Schools must embed proportionally greater local content in all subjects. Teachers can localize their subjects and make them more relevant to students’ daily life.

A recent study by my students found that because of the high population density of Jakarta, almost everyone builds their septic tanks right under their house. The satellite image makes Jakarta look like one giant septic tank.

Students learn natural and social science but in a more meaningful way and the community benefits. Imagine a high school with nine classes, each producing four research papers each semester. Every year the local government receives 72 recommendations from one school only.

Local governments need to create channels to nurture this atmosphere not only school-wide but nationwide, or even globally. Palangkaraya, capital of Central Kalimantan, this week (Sept. 2-7) hosted the Asia Pacific Conference for Young Scientists — an international competition for high school researchers.

Such a curriculum provides students with more options upon graduation. Universities will be interested in students with a strong research background.

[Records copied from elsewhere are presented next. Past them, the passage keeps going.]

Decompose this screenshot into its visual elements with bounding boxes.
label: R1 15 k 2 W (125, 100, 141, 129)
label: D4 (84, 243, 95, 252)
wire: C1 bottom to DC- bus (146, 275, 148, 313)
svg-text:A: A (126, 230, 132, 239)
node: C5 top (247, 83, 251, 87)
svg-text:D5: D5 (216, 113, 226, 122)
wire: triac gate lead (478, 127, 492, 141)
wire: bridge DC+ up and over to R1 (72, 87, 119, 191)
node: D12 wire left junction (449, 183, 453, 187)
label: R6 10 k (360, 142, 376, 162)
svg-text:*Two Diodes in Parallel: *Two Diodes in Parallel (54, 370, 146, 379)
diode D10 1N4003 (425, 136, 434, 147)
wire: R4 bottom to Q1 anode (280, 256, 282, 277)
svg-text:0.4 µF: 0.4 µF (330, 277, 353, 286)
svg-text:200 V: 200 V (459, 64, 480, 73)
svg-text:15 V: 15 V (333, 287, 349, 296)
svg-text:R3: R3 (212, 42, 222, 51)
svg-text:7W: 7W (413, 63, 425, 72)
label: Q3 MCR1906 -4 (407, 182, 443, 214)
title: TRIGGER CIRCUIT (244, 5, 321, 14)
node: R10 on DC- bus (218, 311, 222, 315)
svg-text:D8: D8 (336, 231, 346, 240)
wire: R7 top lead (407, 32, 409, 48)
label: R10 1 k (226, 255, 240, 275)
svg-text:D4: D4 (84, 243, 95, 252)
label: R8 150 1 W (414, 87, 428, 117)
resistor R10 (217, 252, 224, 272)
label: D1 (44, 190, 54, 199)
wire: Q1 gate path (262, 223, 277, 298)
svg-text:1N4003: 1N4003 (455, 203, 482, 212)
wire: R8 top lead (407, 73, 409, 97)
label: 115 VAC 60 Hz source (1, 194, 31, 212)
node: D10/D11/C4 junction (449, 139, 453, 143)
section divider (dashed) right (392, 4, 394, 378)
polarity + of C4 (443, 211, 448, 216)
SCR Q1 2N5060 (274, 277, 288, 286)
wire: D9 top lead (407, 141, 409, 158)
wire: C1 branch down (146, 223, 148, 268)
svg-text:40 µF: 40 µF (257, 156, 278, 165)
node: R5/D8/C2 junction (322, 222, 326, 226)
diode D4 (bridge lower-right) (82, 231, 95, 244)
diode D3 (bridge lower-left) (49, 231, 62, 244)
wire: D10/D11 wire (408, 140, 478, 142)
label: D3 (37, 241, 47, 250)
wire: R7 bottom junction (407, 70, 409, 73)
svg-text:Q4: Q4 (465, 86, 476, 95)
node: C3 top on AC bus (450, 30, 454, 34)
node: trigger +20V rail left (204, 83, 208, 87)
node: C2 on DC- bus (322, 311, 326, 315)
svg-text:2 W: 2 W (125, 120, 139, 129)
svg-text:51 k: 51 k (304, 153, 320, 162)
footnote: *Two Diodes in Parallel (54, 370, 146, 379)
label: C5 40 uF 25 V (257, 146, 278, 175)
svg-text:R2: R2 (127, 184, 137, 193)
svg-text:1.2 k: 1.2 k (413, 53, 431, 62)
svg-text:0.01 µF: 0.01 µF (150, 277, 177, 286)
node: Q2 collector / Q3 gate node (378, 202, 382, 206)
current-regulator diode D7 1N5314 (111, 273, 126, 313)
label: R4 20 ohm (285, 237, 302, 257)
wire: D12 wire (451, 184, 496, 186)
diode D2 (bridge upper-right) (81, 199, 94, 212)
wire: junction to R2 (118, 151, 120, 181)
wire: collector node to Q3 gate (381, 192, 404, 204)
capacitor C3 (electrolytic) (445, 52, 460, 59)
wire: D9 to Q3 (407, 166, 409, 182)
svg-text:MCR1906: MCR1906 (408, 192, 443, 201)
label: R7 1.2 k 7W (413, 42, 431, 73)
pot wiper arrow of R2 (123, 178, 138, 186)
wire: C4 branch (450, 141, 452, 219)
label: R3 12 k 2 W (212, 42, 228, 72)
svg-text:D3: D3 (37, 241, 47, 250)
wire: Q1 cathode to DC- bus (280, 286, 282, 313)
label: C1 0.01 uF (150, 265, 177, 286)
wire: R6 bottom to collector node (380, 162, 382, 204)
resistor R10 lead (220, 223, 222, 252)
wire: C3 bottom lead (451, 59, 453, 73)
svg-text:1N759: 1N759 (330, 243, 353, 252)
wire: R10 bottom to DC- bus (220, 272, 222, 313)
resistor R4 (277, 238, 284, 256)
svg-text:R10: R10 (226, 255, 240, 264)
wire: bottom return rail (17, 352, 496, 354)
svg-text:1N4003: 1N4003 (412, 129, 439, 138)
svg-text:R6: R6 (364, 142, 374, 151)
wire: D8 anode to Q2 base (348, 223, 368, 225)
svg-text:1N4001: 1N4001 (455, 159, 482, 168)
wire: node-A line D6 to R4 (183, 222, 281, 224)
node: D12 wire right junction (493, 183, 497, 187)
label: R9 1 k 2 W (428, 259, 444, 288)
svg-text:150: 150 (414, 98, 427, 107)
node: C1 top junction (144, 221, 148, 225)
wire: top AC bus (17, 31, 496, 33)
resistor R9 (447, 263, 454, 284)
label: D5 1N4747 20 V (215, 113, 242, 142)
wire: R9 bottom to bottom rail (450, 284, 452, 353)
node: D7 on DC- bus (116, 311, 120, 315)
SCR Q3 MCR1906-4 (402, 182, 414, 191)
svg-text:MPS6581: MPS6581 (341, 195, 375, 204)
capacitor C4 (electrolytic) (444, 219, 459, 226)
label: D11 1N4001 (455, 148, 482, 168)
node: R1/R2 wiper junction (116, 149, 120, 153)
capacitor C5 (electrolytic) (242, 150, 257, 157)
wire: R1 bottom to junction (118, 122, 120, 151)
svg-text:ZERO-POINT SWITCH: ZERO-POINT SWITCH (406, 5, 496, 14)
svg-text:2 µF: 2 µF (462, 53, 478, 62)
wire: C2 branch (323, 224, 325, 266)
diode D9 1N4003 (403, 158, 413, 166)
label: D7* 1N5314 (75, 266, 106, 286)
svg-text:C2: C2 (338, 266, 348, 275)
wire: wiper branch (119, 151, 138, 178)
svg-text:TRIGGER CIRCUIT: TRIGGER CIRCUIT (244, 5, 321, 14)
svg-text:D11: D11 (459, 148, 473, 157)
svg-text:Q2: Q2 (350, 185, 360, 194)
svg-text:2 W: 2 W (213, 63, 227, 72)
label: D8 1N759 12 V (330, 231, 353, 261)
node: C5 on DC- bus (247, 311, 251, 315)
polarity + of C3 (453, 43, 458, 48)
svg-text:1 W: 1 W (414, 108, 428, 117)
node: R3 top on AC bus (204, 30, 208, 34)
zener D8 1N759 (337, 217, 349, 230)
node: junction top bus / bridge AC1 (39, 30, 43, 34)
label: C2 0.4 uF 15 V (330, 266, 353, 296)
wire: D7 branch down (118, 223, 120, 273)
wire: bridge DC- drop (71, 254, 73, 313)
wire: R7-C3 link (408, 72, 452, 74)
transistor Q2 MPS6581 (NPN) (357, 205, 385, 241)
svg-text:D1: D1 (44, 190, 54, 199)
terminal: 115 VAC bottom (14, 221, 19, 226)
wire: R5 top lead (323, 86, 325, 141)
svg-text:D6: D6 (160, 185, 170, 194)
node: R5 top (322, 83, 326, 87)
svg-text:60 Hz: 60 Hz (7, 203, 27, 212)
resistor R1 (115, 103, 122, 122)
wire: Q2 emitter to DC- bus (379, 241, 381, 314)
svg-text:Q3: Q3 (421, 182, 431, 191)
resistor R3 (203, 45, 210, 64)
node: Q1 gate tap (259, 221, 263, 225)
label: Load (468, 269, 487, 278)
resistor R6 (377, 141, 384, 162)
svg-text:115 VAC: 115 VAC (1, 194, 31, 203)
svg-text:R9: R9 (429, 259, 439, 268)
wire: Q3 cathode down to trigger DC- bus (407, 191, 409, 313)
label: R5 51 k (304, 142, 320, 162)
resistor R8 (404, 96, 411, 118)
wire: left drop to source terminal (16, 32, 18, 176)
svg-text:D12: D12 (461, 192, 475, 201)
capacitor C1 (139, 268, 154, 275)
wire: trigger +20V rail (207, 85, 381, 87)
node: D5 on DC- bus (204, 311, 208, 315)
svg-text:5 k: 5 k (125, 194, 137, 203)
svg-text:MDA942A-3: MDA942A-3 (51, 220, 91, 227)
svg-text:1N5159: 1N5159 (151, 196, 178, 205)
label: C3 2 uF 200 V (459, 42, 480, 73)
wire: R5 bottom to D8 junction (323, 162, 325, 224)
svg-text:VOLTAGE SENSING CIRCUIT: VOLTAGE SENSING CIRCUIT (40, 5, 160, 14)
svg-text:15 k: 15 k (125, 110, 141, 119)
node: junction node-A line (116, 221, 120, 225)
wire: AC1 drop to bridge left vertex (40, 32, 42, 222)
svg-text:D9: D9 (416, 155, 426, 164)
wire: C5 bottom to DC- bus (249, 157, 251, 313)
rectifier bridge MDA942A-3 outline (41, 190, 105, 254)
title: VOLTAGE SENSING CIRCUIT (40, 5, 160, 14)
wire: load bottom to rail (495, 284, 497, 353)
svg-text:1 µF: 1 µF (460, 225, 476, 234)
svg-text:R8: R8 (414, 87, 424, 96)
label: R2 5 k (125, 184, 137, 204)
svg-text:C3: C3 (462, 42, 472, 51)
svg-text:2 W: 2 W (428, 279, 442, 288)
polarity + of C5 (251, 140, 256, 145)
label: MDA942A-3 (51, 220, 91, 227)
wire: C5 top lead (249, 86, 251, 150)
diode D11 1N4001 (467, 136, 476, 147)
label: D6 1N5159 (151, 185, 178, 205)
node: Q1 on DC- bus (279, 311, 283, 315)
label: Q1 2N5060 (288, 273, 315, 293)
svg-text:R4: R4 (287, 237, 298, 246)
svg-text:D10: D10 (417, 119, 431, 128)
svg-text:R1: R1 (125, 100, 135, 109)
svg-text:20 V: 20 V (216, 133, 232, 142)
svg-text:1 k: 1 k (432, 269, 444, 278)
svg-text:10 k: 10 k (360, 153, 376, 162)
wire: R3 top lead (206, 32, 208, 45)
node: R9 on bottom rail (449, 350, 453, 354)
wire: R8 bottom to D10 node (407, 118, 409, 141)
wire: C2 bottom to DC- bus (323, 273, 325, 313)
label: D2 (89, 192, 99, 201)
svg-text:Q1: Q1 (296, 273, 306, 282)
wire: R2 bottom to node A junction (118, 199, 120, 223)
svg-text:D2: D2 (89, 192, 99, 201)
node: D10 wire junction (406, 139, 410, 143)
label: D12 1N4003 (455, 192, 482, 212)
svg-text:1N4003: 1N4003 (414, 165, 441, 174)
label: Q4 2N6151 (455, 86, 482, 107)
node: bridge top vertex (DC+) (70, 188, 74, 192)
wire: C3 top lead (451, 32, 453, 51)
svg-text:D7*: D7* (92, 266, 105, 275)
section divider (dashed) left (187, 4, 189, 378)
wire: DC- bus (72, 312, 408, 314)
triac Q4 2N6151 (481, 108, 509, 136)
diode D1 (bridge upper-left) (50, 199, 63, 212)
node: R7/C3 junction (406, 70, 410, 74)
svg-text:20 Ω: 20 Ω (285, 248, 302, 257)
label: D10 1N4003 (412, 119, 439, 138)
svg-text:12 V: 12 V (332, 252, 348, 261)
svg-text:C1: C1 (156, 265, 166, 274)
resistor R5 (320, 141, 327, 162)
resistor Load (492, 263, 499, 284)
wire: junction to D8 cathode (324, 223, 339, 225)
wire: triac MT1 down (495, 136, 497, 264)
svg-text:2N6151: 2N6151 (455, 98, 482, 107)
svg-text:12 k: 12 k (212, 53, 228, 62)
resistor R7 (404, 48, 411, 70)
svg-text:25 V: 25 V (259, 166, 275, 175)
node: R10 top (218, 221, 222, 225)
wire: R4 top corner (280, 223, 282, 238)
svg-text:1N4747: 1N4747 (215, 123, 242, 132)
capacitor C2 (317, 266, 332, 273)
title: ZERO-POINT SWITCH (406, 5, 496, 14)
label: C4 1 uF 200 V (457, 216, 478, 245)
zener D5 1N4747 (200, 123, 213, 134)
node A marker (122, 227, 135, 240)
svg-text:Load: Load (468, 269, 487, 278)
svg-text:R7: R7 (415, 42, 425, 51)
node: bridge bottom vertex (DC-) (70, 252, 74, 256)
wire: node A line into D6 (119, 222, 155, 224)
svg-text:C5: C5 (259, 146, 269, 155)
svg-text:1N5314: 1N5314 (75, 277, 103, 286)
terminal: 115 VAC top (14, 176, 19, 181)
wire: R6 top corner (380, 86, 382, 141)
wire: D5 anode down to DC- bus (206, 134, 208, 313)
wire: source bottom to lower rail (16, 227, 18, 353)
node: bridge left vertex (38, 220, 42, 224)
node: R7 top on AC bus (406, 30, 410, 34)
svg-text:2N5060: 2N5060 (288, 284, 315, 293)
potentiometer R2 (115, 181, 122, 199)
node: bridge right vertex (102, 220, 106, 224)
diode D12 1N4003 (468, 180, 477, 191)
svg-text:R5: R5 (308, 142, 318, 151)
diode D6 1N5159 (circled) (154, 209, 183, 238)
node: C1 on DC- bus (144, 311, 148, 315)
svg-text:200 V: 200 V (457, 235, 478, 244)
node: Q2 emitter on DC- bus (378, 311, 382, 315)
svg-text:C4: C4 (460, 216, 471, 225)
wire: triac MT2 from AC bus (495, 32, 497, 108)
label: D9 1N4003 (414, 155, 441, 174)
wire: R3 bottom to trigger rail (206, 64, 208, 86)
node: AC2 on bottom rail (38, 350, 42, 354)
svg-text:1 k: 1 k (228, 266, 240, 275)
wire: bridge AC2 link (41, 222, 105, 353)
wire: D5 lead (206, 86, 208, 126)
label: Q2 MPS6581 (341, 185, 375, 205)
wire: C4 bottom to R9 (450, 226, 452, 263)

Or they can choose to work on developing their portfolio into a business because the portfolio is proven to work.

So many things can be achieved by applying the right parameters in reforming schools. The right parameters derive from a clear objective.

Schools can change their communities if they set out clearly their goals from the outset. But first, local governments must help schools to help local governments so that Mark Twain and Albert Einstein can rest in peace.

The writer is national program director for eminent school development at the Surya Institute.